In contrast to gene therapy – where a gene is placed inside a cell to either replace a defective gene or to increase the amount of a specific gene in order to produce a higher amount of a desired protein – protein therapy works by directly delivering well-defined and precisely structured proteins into the cell to replace the dysfunctional protein. This approach avoids the difficulties and potential problems of gene therapy and is generally considered the most direct and safe approach for treating disease.
The problem with protein therapy, which limits its practical use in medicine, is the mode of delivery. Administration of proteins via oral, intravenous, intra-arterial, or intramuscular routes show low delivery efficiency and often the therapeutic protein is metabolized or cleared before it can enter the target tissue.
A team of scientists at UCLA has now demonstrated a general, effective, low-toxicity intracellular protein delivery system based on single-protein nanocapsules. This work opens a new direction not only for protein therapy but also for cellular imaging, tumor tracking, cosmetics and many other applications.
"Current protein therapy approaches encapsulate several proteins into larger nanoparticles or conjugate polymers to the proteins to increase stability and endocytosis rate" Tatiana Segura, an assistant professor in UCLA's Department of Chemical and Biomolecular Engineering, explains to Nanowerk. "We wanted to come up with a more efficient technology to deliver proteins. Our novel delivery platform is novel because we are only including a single protein and a thin polymeric shell around it. The particles are less than 20 nm in diameter, depending on the size of the protein core."

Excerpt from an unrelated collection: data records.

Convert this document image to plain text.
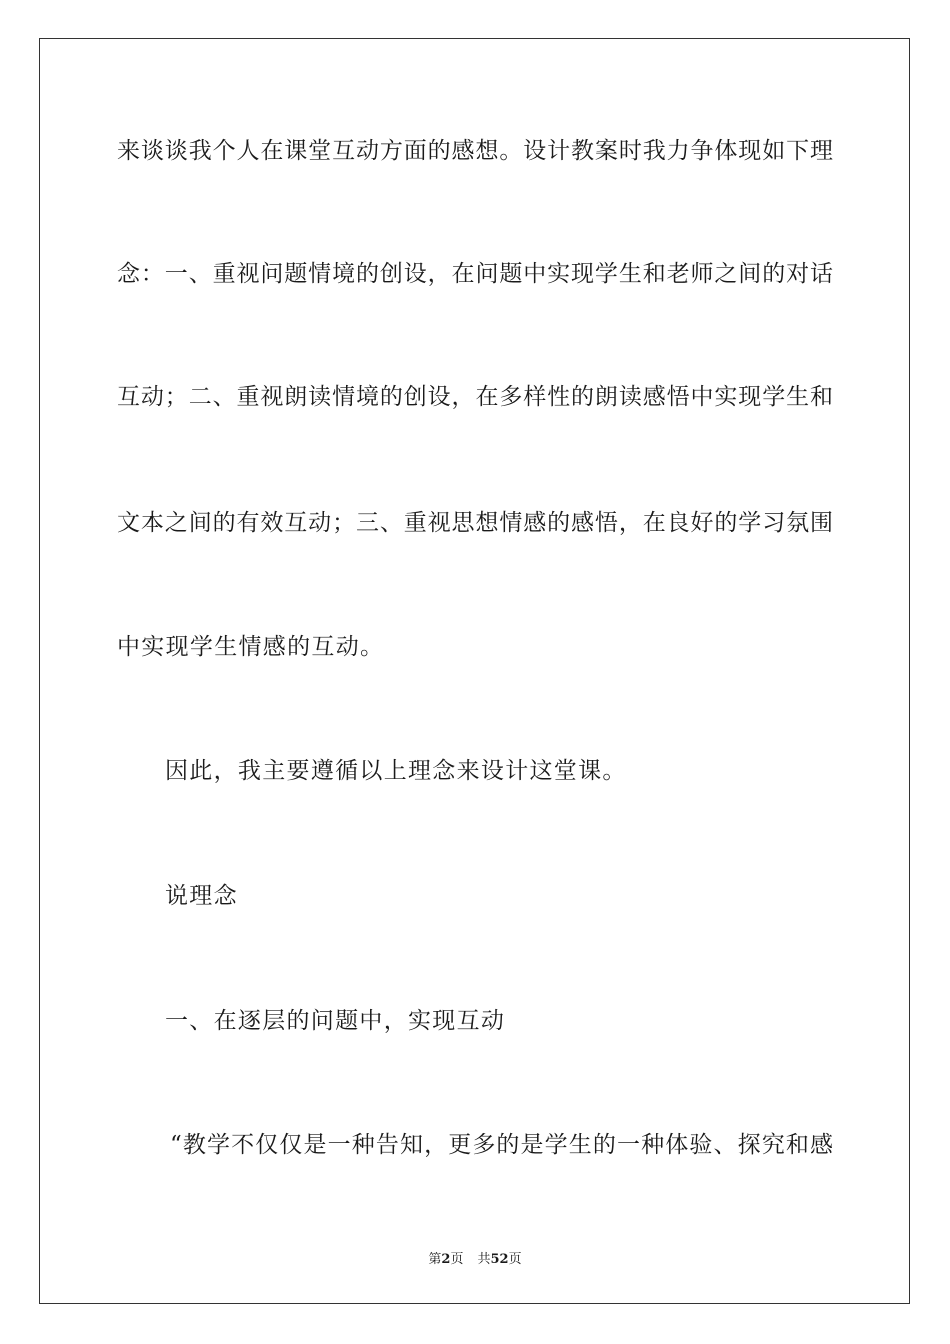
来谈谈我个人在课堂互动方面的感想。设计教案时我力争体现如下理
念：一、重视问题情境的创设，在问题中实现学生和老师之间的对话
互动；二、重视朗读情境的创设，在多样性的朗读感悟中实现学生和
文本之间的有效互动；三、重视思想情感的感悟，在良好的学习氛围
中实现学生情感的互动。
因此，我主要遵循以上理念来设计这堂课。
说理念
一、在逐层的问题中，实现互动
“教学不仅仅是一种告知，更多的是学生的一种体验、探究和感
第2页 共52页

(Left) Transmission electronic microscopic (TEM) image of single-protein nanocapsules with uniform size distribution (∼30 nm in diameter) and (right) a schematic of the nanocapsule consisting of an encased protein and a skin layer of crosslinked polymer network. (Images: Professor Yunfeng Lu, UCLA)

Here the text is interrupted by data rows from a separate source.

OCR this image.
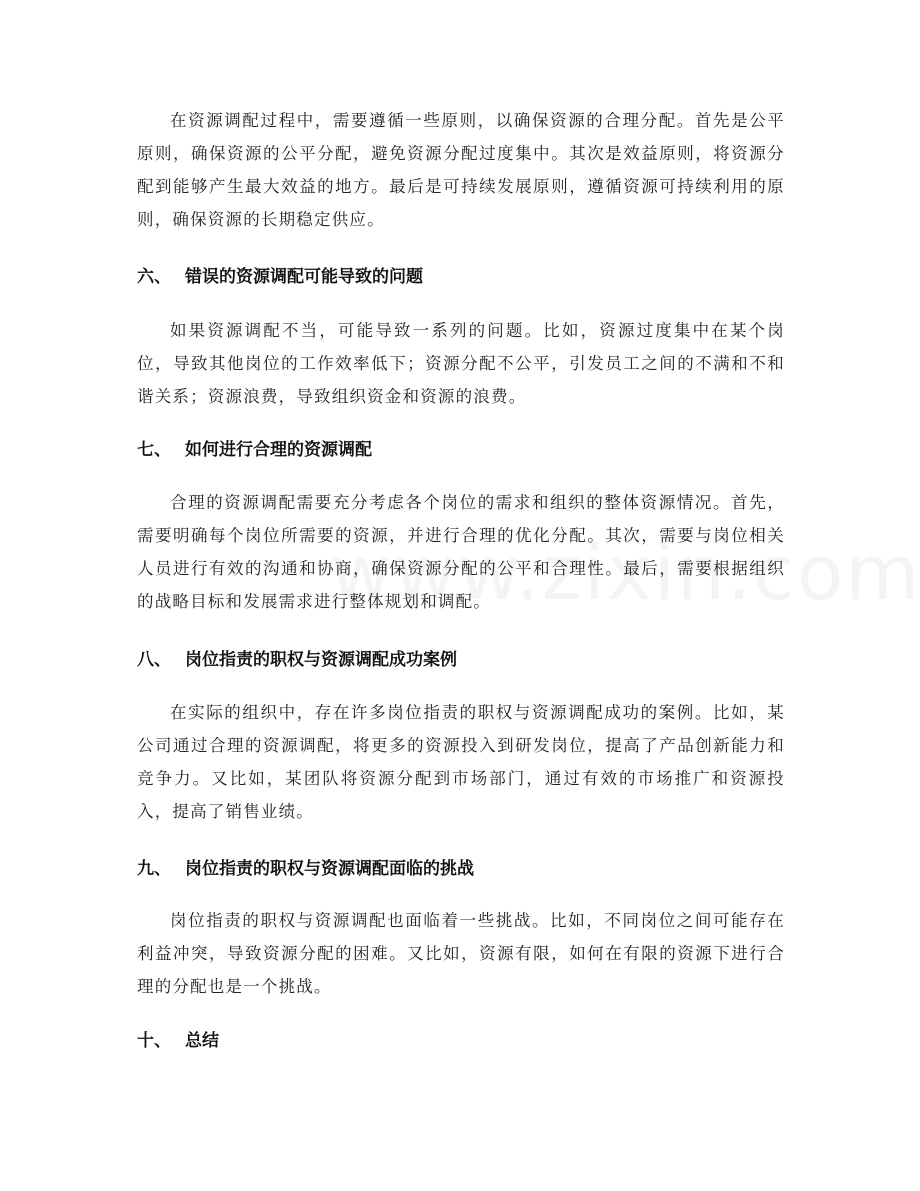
在资源调配过程中，需要遵循一些原则，以确保资源的合理分配。首先是公平原则，确保资源的公平分配，避免资源分配过度集中。其次是效益原则，将资源分配到能够产生最大效益的地方。最后是可持续发展原则，遵循资源可持续利用的原则，确保资源的长期稳定供应。

六、 错误的资源调配可能导致的问题

如果资源调配不当，可能导致一系列的问题。比如，资源过度集中在某个岗位，导致其他岗位的工作效率低下；资源分配不公平，引发员工之间的不满和不和谐关系；资源浪费，导致组织资金和资源的浪费。

七、 如何进行合理的资源调配

合理的资源调配需要充分考虑各个岗位的需求和组织的整体资源情况。首先，需要明确每个岗位所需要的资源，并进行合理的优化分配。其次，需要与岗位相关人员进行有效的沟通和协商，确保资源分配的公平和合理性。最后，需要根据组织的战略目标和发展需求进行整体规划和调配。

八、 岗位指责的职权与资源调配成功案例

在实际的组织中，存在许多岗位指责的职权与资源调配成功的案例。比如，某公司通过合理的资源调配，将更多的资源投入到研发岗位，提高了产品创新能力和竞争力。又比如，某团队将资源分配到市场部门，通过有效的市场推广和资源投入，提高了销售业绩。

九、 岗位指责的职权与资源调配面临的挑战

岗位指责的职权与资源调配也面临着一些挑战。比如，不同岗位之间可能存在利益冲突，导致资源分配的困难。又比如，资源有限，如何在有限的资源下进行合理的分配也是一个挑战。

十、 总结
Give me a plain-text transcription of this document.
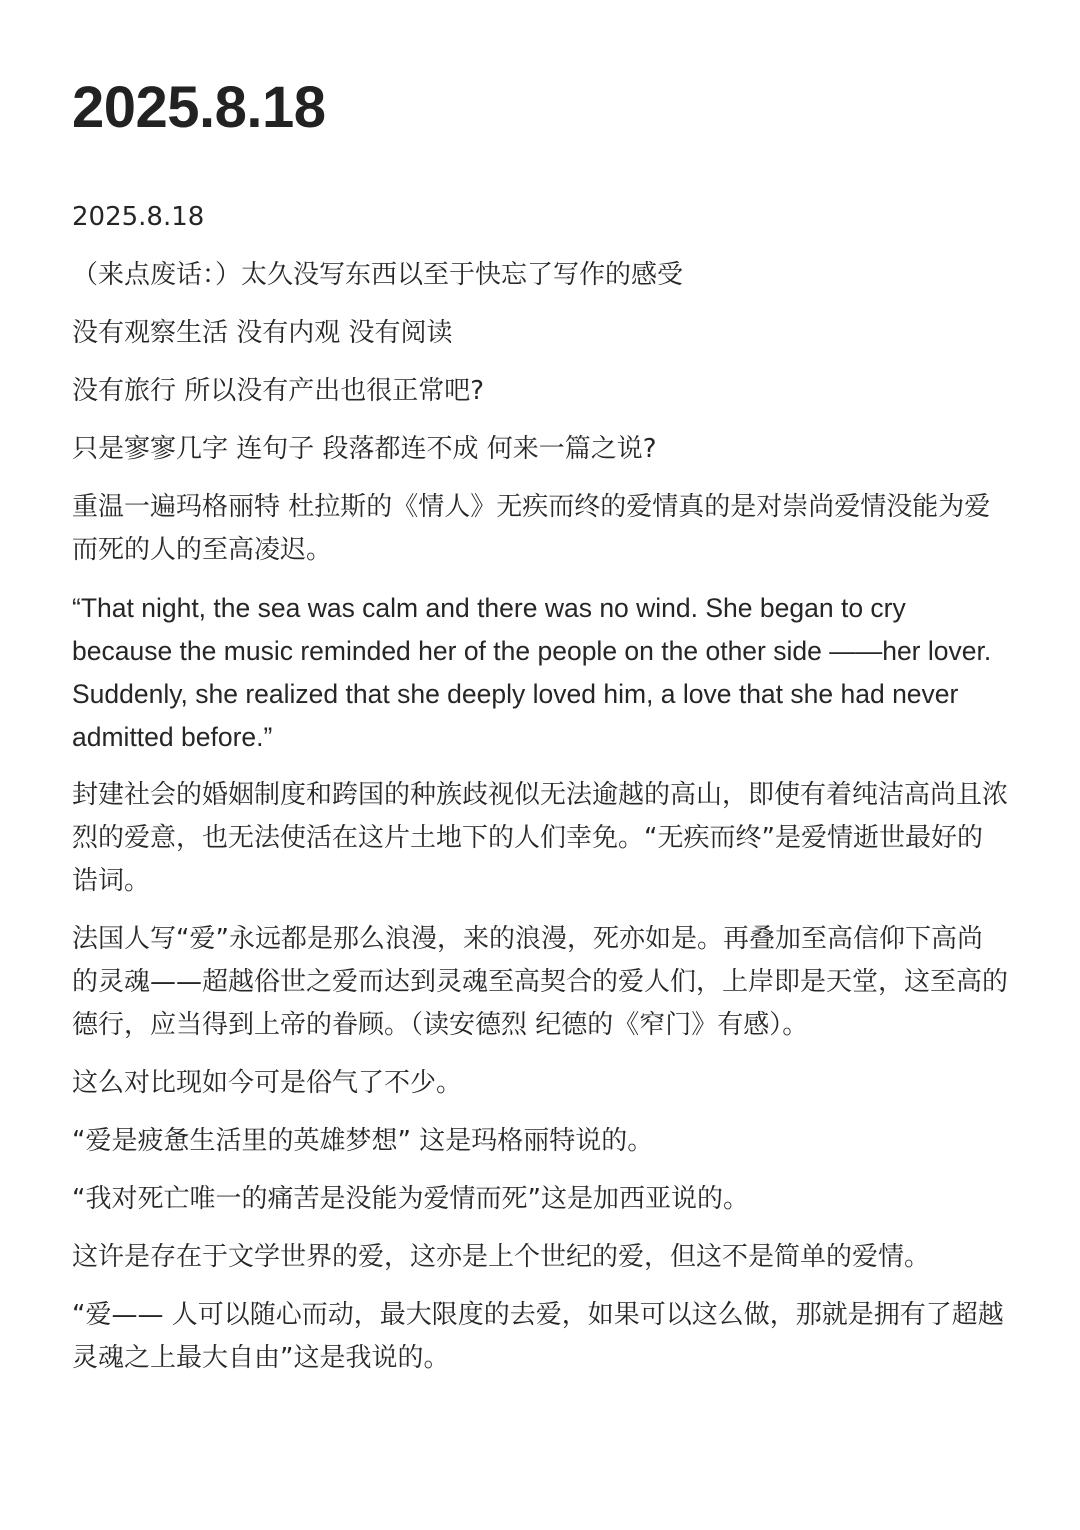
2025.8.18

2025.8.18

（来点废话：）太久没写东西以至于快忘了写作的感受

没有观察生活 没有内观 没有阅读

没有旅行 所以没有产出也很正常吧?

只是寥寥几字 连句子 段落都连不成 何来一篇之说?

重温一遍玛格丽特 杜拉斯的《情人》无疾而终的爱情真的是对崇尚爱情没能为爱而死的人的至高凌迟。

“That night, the sea was calm and there was no wind. She began to cry because the music reminded her of the people on the other side ——her lover. Suddenly, she realized that she deeply loved him, a love that she had never admitted before.”

封建社会的婚姻制度和跨国的种族歧视似无法逾越的高山，即使有着纯洁高尚且浓烈的爱意，也无法使活在这片土地下的人们幸免。“无疾而终”是爱情逝世最好的诰词。

法国人写“爱”永远都是那么浪漫，来的浪漫，死亦如是。再叠加至高信仰下高尚的灵魂——超越俗世之爱而达到灵魂至高契合的爱人们，上岸即是天堂，这至高的德行，应当得到上帝的眷顾。（读安德烈 纪德的《窄门》有感）。

这么对比现如今可是俗气了不少。

“爱是疲惫生活里的英雄梦想” 这是玛格丽特说的。

“我对死亡唯一的痛苦是没能为爱情而死”这是加西亚说的。

这许是存在于文学世界的爱，这亦是上个世纪的爱，但这不是简单的爱情。

“爱—— 人可以随心而动，最大限度的去爱，如果可以这么做，那就是拥有了超越灵魂之上最大自由”这是我说的。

The nanocapsules consist of a single-protein core and thin polymer shell anchored covalently to the protein core. Depending on whether degradable or non-degradable crosslinkers are used in synthesizing the nanocapsule, the skin of the capsule is either degradable or non-degradable. This is an important feature since for enzymes with large substrates, or other proteins that need to interact with other proteins inside the cell, a degradable capsule is essential.
Segura notes that the novel nanocapsules can improve current protein therapeutic delivery with regard to several aspects: increased stability of the protein against protease degradation; enhanced cellular internalization; endosomal escape; and the hydrogel capsule allows for the diffusion of small substrates inside the capsule, so if the protein at the core of the capsule is an enzyme the enzyme is able to catalyze a reaction without degrading the capsule.

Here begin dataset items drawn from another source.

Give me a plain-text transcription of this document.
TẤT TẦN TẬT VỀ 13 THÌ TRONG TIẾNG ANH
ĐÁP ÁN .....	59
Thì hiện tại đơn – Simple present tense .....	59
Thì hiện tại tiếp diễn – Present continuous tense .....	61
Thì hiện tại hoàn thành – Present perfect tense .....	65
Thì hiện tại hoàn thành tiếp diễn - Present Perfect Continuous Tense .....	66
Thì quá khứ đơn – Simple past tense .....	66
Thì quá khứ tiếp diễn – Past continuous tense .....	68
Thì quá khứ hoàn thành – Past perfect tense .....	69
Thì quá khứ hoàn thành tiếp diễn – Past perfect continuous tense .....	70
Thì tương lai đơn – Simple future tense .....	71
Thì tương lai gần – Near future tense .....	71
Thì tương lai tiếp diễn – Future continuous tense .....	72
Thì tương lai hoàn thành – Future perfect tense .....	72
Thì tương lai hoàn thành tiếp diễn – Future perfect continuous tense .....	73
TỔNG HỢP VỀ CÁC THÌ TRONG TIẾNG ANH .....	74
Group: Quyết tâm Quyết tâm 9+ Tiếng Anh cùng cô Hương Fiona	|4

"The protein cores can be chosen from a vast library of proteins, including enhanced green fluorescent protein, horseradish peroxidase, bovine serum albumin, superoxide dismutase and caspase-3, which makes this a very versatile delivery platform" says Segura. "This method can also be generalized to multiple protein delivery while maintaining low toxicity. Such a multiple protein delivery method has great potential for therapies in which proteins act synergistically or in tandem."
The team at UCLA is currently expanding its research to other proteins that require the polymeric shell to be completely degraded such as growth factors.